Cellist Yo-Yo Ma emphasizes, “As a musician, you are always working toward something larger than yourself.”

Ma was talking about the core values of the Chicago Symphony Orchestra’s Citizen Musician initiative, which he helped establish in his capacity as the CSO’s Judson and Joyce Green creative consultant. But his words also could describe the members of a cappella ensemble Sweet Honey in the Rock.

When this all-female ensemble comes to Symphony Center on Dec. 7 for an SCP Special Event concert, they will raise the roof with “Sweet Honey in the Rock: Celebrating the Holydays,” a program of American holiday spiritual songs and hymns, as well as songs of the season from other lands and cultures ranging from Africa to Israel.

They also will bring something else to Symphony Center: a commitment to supporting social and humanitarian causes that is as fundamental to Sweet Honey in the Rock as the diverse mixture of blues, African, jazz, gospel and R&B music that the group performs. “People are generally in good spirits, so they want to hear things that are uplifting and remind them of their own celebrations,” said founding member Carol Maillard. “But they also want to hear something new, something that they should be thinking about in terms of politics or social issues and the holidays, and people’s needs, and families and even love.”

For the past 40 years, the women of Sweet Honey have frequently addressed issues like civil rights, immigration and gun violence during their concerts. “We always talk about these things from the stage,” Maillard said. “We make mention we know what’s going on, and we might call a song that relates to that issue.”

In fact, the group was born out of the music of resistance.

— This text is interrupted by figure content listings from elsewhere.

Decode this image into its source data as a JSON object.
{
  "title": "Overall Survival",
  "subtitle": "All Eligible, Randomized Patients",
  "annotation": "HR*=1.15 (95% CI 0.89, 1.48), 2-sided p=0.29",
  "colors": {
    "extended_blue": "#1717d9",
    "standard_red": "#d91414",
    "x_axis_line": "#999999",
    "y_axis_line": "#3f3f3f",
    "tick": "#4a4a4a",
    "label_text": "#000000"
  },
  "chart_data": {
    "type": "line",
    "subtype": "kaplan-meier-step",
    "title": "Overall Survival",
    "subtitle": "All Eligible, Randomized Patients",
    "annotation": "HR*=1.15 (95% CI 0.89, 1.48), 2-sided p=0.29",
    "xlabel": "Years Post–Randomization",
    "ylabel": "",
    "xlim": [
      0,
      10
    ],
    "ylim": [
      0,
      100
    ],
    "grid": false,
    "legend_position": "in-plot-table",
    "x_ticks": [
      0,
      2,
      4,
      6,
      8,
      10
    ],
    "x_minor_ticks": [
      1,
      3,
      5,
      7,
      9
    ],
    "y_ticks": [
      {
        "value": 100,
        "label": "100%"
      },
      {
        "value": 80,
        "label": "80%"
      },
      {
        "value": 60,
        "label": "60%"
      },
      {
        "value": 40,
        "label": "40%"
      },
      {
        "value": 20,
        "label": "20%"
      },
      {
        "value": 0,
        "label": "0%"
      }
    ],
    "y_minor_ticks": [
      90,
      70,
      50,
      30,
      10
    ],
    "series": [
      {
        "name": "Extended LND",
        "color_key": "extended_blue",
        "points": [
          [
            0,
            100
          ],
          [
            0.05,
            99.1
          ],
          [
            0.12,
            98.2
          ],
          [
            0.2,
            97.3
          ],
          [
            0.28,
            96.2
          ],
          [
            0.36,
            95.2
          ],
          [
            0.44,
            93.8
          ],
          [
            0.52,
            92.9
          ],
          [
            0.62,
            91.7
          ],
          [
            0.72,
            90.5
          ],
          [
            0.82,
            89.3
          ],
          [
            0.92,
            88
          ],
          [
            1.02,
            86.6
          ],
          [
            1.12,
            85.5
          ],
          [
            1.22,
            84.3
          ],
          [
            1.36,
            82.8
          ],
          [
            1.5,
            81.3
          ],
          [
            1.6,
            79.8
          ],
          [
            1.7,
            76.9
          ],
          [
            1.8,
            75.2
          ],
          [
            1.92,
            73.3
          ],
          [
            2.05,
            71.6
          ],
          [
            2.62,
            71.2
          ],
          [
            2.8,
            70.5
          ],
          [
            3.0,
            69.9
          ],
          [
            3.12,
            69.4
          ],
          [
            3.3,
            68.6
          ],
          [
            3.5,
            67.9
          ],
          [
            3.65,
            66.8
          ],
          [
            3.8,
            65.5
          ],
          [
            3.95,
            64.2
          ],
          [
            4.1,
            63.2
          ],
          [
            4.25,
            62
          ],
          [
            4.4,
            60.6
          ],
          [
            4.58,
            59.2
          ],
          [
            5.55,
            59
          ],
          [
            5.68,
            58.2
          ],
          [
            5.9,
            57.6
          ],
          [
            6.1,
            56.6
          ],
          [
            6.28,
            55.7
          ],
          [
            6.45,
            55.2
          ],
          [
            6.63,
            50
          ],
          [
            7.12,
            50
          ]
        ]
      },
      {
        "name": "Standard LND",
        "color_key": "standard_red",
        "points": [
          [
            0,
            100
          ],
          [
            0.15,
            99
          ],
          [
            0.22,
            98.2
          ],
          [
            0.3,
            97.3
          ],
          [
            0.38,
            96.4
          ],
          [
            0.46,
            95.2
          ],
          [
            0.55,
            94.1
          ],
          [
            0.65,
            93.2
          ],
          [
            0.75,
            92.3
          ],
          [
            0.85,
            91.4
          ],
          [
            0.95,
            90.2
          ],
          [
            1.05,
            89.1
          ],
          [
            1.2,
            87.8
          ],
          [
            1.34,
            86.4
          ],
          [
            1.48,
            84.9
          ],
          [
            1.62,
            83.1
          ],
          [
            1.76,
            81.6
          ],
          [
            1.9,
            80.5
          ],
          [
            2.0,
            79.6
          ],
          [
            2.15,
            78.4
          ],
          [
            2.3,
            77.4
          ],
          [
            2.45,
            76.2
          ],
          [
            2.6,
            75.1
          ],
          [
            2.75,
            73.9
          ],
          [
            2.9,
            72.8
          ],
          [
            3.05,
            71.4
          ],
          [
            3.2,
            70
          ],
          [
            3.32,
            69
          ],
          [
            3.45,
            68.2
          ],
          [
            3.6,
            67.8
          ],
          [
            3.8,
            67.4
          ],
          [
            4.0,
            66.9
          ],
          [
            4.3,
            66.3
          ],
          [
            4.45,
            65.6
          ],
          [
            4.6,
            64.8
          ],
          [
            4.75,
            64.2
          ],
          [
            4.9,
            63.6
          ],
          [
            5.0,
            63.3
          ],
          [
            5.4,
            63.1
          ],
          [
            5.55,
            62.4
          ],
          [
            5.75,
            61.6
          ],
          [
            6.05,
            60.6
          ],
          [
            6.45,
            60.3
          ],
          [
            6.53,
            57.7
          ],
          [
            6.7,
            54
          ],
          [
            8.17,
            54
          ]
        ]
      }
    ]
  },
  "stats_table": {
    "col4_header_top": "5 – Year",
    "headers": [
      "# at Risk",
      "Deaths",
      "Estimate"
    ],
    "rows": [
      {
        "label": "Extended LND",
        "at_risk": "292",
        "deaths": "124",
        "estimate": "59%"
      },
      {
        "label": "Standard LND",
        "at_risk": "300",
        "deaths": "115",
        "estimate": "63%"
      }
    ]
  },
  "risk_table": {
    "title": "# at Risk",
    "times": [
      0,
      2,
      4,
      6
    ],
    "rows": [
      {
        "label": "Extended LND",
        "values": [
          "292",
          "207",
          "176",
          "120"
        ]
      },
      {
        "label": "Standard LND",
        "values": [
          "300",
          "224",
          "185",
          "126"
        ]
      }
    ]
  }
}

Founder Bernice Johnson Reagon, who retired from the group in 2004, first became aware of the political power, or the “rock,” of song while in jail in 1961 for her participation in a civil rights march in her Albany, Ga., hometown. After her release, she became a member of the original Student Non-Violent Coordinating Committee Freedom Singers and a leader in the civil rights movement, traveling the country spreading its songs and its message: “We Shall Not Be Moved.”

Ever since the group’s founding in 1973, the vocalists of Sweet Honey have walked their talk, appearing at numerous political rallies, including demonstrations against apartheid (Reagon and Ysaye Barnwell were arrested at the Free Africa Movement anti-apartheid demonstrations in front of the South African embassy in Washington, D.C.). Sweet Honey was honored to take part in the 1990 celebration tour for activists Nelson and Winnie Mandela, after Nelson Mandela’s release from prison.

Sweet Honey also appeared at the 1979 Musicians United for Safe Energy concerts in New York City that became the “No Nukes” concert film and album. In 2011, Sweet Honey and other MUSE musicians (including Bonnie Raitt and Crosby, Stills & Nash) performed a benefit concert for disaster relief efforts in Japan. The group’s latest release, the two-CD set, “A Tribute – Live! Jazz at Lincoln Center” (SHE ROCKS 5/Appleseed Recordings), salutes some of the great female African-American vocalists, including Abbey Lincoln, Odetta, Miriam Makeba and Nina Simone, whose songs influenced the ensemble.

Sweet Honey has also made a special commitment to the deaf and hearing-impaired community. For decades, the group’s on-stage lineup has included an American sign language interpreter, a position held by Shirley Childress since 1981.

The group co-wrote a song with Grammy-winning songwriter Barry Eastman about SB 1070, the controversial immigration law enacted in Arizona in 2010. The song, “Are We a Nation,” was recorded with hip-hop vocalist Yonas and released in 2012 on Sweet Honey’s own SHE ROCKS-5 label. The song captured a Gold Songwriter Award from the 27th annual Mid-Atlantic Song Contest and was featured on an all-star compilation, “Bordersongs,” that raised money for the No More Deaths organization, which provides water and humanitarian aid along the Arizona/Mexico border.

“With what is happening recently in terms of immigration, we are doing our best to make sure people know about it, or at least get to hear the song, and use it for their events, or play the video at events. That’s something we are pretty vocal about,” Maillard said.

Her words echo those of another musician who believes in going above and beyond the music itself: violinist Anne-Sophie Mutter, who recently said,  “At the end of the day, it’s about what you are as a human being and what you are willing and able to contribute to society, and it has to be more than a concert.”

Sweet Honey in the Rock has embraced this idea for the past 40 years, basing its social activism on the “rock” of music.

Louise Burton is a Chicago-based arts writer.